Spring cloud support for client side discovery:
  1. Eureka Server: Spring Cloud Netflix's Eureka service which will act as a service discovery agent
  2. Spring Cloud Load Balancer library for client-side load balancing
  3. Feign Client: Netflix Feign client to look up for a service b/w microservices

Steps to Build a Eureka Server Application using Spring Cloud Netflix's Eureka

1. Set up a New Spring Boot Project

Start by creating a new Spring Boot project using your preferred IDE or by using Spring Initializr (https://start.spring.io/). Include the spring-cloud-starter-netflix-eureka-server Maven dependency in your project.

2. Configure the Properties

    server:
      port: 8070
    eureka:
      instance:
        hostname: localhost
      client:
        fetchRegistry: false
        registerWithEureka: false
      serviceUrl:
        defaultZone: http://${eureka.instance.hostname}:${server.port}/eureka/
    
3. Add the Eureka Server Annotation

In the main class of your project, annotate it with @EnableEurekaServer. This annotation configures the application to act as a Eureka Server.

4. Build and Run the Eureka Server

Build your project and run it as a Spring Boot application. Open a web browser and navigate to http://localhost:8070. You should see the Eureka Server dashboard, which displays information about registered service instances.


Steps to Make a Microservice Application to Register as a Eureka Client

1. Set Up a New Spring Boot Project

Start by creating a new Spring Boot project using your preferred IDE or by using Spring Initializr (https://start.spring.io/). Include the spring-cloud-starter-netflix-eureka-client Maven dependency.

2. Configure the Properties

eureka:
  instance:
    preferIpAddress: true
  client:
    registerWithEureka: true
    fetchRegistry: true
  serviceUrl:
    defaultZone: "http://localhost:8070/eureka/"
3. Build and Run the Application

Build your project and run it as a Spring Boot application. Open a web browser and navigate to http://localhost:8070. You should see the microservice registered itself as an application, which can be confirmed inside the Eureka Server dashboard.


Server-Side Service Discovery

In server-side load balancing, a central component (like a load balancer) decides which service instance to forward a request to.
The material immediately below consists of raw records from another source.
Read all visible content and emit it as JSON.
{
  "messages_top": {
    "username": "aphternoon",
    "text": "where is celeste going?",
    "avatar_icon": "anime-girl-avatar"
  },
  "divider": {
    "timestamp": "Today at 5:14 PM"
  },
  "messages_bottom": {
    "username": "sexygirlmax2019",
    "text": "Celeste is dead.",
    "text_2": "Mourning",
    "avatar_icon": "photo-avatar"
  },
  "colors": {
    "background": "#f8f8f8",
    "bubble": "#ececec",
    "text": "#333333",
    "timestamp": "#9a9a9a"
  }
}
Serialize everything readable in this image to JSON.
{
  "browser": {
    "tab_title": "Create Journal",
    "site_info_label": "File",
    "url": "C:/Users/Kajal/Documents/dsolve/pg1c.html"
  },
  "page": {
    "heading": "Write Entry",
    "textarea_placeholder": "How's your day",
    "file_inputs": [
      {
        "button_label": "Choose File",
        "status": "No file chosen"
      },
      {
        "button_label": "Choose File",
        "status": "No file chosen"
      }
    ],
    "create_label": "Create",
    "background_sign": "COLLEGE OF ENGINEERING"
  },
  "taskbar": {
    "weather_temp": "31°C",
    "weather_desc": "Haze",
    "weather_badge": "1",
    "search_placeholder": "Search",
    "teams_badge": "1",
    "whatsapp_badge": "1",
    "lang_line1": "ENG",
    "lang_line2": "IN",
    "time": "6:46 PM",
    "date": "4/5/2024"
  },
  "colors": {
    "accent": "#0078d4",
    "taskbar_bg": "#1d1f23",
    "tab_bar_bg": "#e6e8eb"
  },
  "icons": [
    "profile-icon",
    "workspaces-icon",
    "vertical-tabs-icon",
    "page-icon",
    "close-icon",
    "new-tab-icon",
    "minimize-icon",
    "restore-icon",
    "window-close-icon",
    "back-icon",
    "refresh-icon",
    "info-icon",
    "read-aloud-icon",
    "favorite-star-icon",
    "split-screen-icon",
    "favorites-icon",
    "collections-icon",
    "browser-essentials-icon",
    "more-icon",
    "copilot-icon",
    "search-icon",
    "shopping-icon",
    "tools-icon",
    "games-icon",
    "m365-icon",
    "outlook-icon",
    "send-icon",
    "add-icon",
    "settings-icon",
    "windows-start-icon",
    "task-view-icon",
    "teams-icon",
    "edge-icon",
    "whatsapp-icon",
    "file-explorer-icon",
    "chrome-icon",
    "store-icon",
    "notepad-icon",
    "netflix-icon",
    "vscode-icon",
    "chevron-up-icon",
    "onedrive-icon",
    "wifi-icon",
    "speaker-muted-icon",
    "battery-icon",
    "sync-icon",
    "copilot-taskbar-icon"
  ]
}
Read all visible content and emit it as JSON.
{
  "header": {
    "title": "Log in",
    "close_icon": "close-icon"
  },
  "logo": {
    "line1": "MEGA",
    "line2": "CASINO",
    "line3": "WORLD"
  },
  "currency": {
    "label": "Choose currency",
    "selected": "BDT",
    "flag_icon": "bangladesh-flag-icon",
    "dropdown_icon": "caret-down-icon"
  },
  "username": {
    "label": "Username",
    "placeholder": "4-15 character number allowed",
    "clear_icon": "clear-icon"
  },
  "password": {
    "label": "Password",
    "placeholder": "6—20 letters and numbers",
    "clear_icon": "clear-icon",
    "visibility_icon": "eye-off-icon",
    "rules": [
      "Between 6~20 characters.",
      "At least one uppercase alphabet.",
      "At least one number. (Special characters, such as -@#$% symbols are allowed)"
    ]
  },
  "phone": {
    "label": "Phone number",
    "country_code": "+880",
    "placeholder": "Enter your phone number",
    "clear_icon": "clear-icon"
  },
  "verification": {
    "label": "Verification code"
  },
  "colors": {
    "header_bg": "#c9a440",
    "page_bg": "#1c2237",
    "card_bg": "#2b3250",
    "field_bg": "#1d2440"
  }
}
The client application does not need to be aware of the specific instances or their details; it simply sends requests to a load balancer.

How it Works: The load balancer chooses an appropriate instance to forward the request based on factors like health, load, or latency.


Scenario-Based Interview Questions and Answers

  • Q1: What are the main differences between client-side and server-side service discovery?

    Answer: Client-side service discovery involves the client making requests directly to service instances based on dynamic information from the service registry. Server-side discovery involves a central load balancer making decisions about which instance to forward the request to.

  • Q2: How do you handle service failures in a cloud-native environment?

    Answer: Cloud-native applications use service registries that automatically remove failed instances, ensuring that new requests are not directed to them. Additionally, health checks (liveness and readiness probes) can be used to detect and respond to failures.

  • Q3: What are the advantages of using a service registry?

    Answer: A service registry provides a central point of truth for service instances, simplifying service discovery and making the system more resilient to changes and failures. It allows for automatic registration and deregistration of services, reducing manual management efforts.